The problem is, you're now training your body to resist the urge to sleep, which can then lead to being unable to easily fall asleep at night.
"Also, in the middle of the night, when we falsely assume that any kind of awareness is pathological inside, people get up and go, "Oh crap, its insomnia." I've asked hundreds and hundreds of people over the years… "What's the first thing that comes to your mind when you wake up in the middle of the night?" The most common answer I've gotten over the years is, "Oh, shit." People wake up and they curse their wakefulness."
However, as Dr. Naiman explains, occasional waking in the middle of the night, perhaps as many as five times, is actually completely normal. You may pull up the covers or fluff your pillow, then go back to sleep.
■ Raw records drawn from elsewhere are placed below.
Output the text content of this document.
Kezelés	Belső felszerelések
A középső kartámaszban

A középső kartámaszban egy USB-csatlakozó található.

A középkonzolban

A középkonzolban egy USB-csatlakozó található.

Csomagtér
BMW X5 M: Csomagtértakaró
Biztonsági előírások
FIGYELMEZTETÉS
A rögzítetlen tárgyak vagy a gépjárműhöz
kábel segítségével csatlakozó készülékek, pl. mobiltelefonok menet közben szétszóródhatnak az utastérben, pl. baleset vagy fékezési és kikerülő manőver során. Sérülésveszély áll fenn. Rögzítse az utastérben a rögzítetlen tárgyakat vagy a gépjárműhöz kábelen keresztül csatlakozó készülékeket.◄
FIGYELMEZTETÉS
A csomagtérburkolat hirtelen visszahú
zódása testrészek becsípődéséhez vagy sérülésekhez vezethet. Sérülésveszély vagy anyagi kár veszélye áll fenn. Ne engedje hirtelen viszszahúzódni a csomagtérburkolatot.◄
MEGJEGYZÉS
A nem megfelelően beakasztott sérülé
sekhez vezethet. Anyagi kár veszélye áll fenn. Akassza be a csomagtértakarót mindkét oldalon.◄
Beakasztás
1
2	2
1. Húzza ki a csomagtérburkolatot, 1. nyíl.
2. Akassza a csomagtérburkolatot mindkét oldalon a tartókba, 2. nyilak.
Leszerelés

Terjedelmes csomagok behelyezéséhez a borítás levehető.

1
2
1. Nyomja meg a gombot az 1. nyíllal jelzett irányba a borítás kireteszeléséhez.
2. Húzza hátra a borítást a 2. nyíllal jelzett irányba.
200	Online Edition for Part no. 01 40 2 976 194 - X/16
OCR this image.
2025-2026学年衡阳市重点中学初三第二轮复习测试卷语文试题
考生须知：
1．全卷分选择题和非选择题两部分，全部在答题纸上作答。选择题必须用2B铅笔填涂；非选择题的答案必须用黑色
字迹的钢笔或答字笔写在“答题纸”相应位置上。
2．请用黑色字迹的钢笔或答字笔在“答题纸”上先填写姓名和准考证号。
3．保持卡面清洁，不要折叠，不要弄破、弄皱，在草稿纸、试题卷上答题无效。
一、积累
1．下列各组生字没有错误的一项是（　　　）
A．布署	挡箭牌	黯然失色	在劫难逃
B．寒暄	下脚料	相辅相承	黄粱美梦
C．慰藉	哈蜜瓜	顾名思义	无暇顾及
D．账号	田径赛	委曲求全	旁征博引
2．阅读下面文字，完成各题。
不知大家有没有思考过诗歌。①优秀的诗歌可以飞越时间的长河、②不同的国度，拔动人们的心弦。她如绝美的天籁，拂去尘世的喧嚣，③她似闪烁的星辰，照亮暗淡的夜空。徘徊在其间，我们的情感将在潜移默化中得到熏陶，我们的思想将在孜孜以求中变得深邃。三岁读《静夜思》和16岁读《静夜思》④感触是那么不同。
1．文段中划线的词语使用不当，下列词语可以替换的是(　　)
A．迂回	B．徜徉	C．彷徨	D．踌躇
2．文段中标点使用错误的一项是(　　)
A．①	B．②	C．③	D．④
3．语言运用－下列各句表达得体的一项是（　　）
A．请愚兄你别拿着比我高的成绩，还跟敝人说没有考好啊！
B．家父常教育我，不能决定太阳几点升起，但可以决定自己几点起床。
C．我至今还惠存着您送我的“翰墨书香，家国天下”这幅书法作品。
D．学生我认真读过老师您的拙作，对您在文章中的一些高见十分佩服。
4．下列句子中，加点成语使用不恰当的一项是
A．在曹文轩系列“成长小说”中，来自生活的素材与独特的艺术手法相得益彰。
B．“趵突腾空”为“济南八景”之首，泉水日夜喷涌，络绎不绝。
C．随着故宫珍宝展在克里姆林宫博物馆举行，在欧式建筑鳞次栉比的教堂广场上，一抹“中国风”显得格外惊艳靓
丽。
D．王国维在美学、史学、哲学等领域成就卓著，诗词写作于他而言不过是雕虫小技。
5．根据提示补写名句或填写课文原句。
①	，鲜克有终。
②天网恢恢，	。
"[But] when we learn this automatic judgmental reaction to wakefulness; as soon as there is a spark of it and we judge it, we spin out," he says.
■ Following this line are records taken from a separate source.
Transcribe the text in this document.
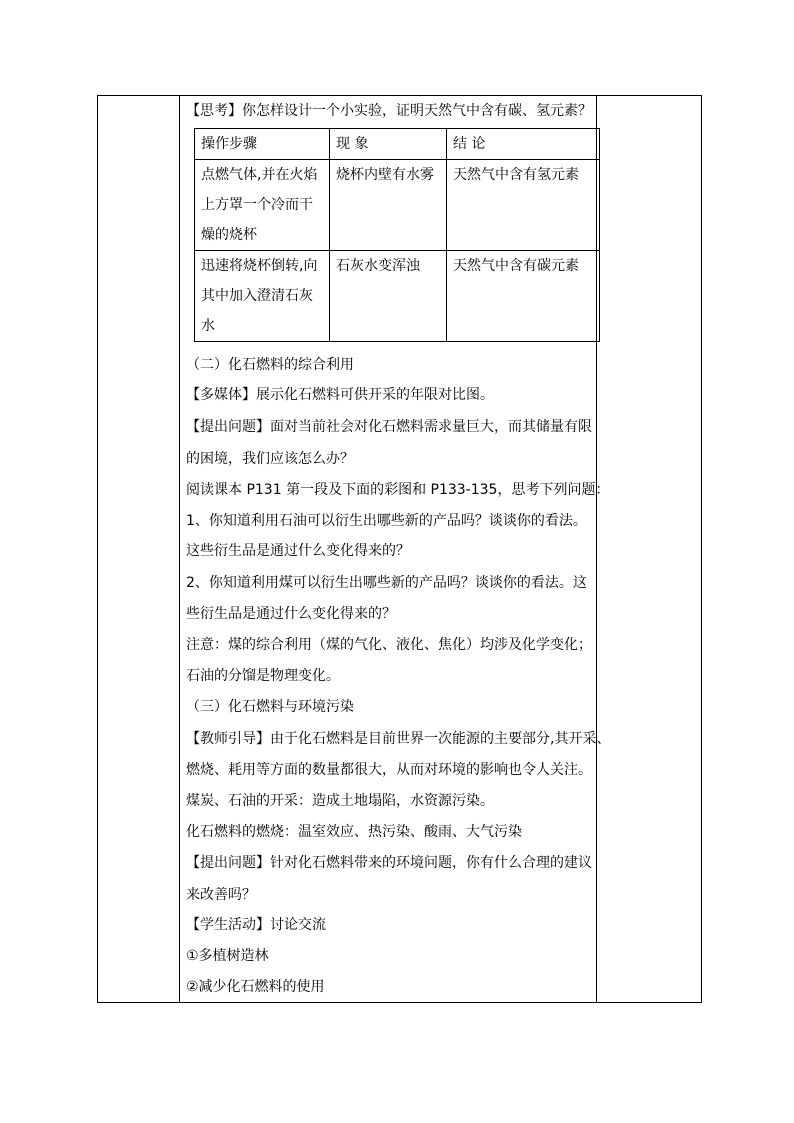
【思考】你怎样设计一个小实验，证明天然气中含有碳、氢元素？
操作步骤	现 象	结 论

点燃气体,并在火焰
上方罩一个冷而干
燥的烧杯	烧杯内壁有水雾	天然气中含有氢元素

迅速将烧杯倒转,向
其中加入澄清石灰
水	石灰水变浑浊	天然气中含有碳元素
（二）化石燃料的综合利用
【多媒体】展示化石燃料可供开采的年限对比图。
【提出问题】面对当前社会对化石燃料需求量巨大，而其储量有限
的困境，我们应该怎么办？
阅读课本 P131 第一段及下面的彩图和 P133-135，思考下列问题：
1、你知道利用石油可以衍生出哪些新的产品吗？谈谈你的看法。
这些衍生品是通过什么变化得来的？
2、你知道利用煤可以衍生出哪些新的产品吗？谈谈你的看法。这
些衍生品是通过什么变化得来的？
注意：煤的综合利用（煤的气化、液化、焦化）均涉及化学变化；
石油的分馏是物理变化。
（三）化石燃料与环境污染
【教师引导】由于化石燃料是目前世界一次能源的主要部分,其开采、
燃烧、耗用等方面的数量都很大，从而对环境的影响也令人关注。
煤炭、石油的开采：造成土地塌陷，水资源污染。
化石燃料的燃烧：温室效应、热污染、酸雨、大气污染
【提出问题】针对化石燃料带来的环境问题，你有什么合理的建议
来改善吗？
【学生活动】讨论交流
①多植树造林
②减少化石燃料的使用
Another common reaction is to look at the clock.
"Patients have actually said to me, "Gosh, I wake up, I get exactly 2:20 every morning." …It's the first thing people—they want to anchor in waking consciousness. They want a sense of control over this ephemeral night consciousness. This addiction to numbers is the problem.
There are nuances with sleep just as there are with waking. There are so many different ways of being awake, different kinds of experiences. Light sleep is fine. Being half awake and half asleep is fine. In fact, I really believe that in any moment in time during the day and at night, it's a mixed percentage. Right now, you and I are talking; we're probably 98 percent awake. I'm just making up a number. There is a restful part of us. We might say we're 2 percent asleep. Closer to bed time it might be 50/50.
What we call being sleepy is being 'part of awake, part asleep.' In the middle of the night when we get up to use the bathroom, we might be 95 percent asleep still and 5 percent awake just to find our way there. We need to allow a mix of these different forms of consciousness."